Point is, Angelenos are kinda laid back about some things. And this complacence with the ebb and flow of life translates into a sort of warm, pleasant ambience that hovers over the Los Angeles County area. And this ambience, in turn, is amplified by the over-abundance of brilliant sunshine, which results in a sort of convergence of positivity—which makes it pretty much impossible to not be sort of in a good mood all the time. It’s annoying, actually. As a New Yorker, I really wanted to spend the duration of my trip to L.A. just scowling at things—chain-smoking cigarettes and grumbling about how I couldn’t wait to get back to the cold weather, tiny apartment and shit-smelling streets I’d left back home.
But, ultimately, I fell victim to the seductive call of Los Angeles, and luxuriously drank in its splendor and decadence. While I expected to be put off by the sleek, commercialized Hollywood glamour that seeps into every facet of Los Angeles life, I was, to my surprise and horror, swept up by the spectacle and delicious seediness of it all. Yes, everything in L.A. could very well be written off as “fake” by an outsider—the weather’s too good, the people are too pretty, the presentation of the movie industry is a little too in your face to the point that it encumbers the ability to discern fact from fiction—but it’s just such a good time that you sort of forgive L.A. its obvious, glaring shortcomings. There’s something just impossibly sexy about driving down Sunset in a Nissan Altima, wearing garish sunglasses and bobbing your head to anything with a throbbing bass line. And once you allow yourself to surrender to these unique, West Coast pleasures, it becomes difficult to be as staunch an L.A. hater as you’d hoped when you were first boarding your flight all the way back at La Guardia, convincing yourself, as any good New Yorker should, that you weren’t going to have that good of a time.
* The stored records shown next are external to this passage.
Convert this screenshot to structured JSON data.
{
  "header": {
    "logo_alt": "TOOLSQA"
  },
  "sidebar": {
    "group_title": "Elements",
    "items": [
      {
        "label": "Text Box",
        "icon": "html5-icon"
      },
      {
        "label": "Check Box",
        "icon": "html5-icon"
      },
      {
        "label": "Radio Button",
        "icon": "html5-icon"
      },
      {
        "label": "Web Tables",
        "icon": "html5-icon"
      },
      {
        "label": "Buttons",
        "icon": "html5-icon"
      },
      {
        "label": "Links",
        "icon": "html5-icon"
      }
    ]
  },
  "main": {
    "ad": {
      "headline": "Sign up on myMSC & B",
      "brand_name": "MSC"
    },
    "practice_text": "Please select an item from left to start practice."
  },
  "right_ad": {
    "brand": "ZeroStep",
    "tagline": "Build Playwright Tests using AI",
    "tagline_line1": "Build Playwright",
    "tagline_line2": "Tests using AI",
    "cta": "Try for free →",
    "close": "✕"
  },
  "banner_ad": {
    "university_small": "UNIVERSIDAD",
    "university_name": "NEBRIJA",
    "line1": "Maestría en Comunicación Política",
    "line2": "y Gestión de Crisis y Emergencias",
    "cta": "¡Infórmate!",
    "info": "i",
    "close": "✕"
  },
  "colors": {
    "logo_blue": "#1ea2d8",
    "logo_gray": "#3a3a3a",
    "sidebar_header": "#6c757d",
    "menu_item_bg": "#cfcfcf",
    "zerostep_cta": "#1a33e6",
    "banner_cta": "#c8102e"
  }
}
Before you write me off as some googly-eyed zealot, though, lemme set the record straight on a couple things. New York remains the best city in the world. Duh. New York is a vital, thriving, visceral shit show, and every moment spent within its limits is a reminder of the chaotic, breakneck pace of life in the city, and the vastness and scope of the humans who choose to call New York their home. And nothing makes you feel more alive. The close quarters, public transportation, garbage, towering infrastructure, massive crowds, alienation, high prices, epic history—these are the things that serve as the backdrop to your small, mundane, hapless existence—and make your day-to-day life all the more important as a result. As Talib Kweli put it, it’s a Beautiful Struggle, and there’s no place on earth I’d rather struggle than here.
It’s just that L.A.’s kind of a good time, that’s all.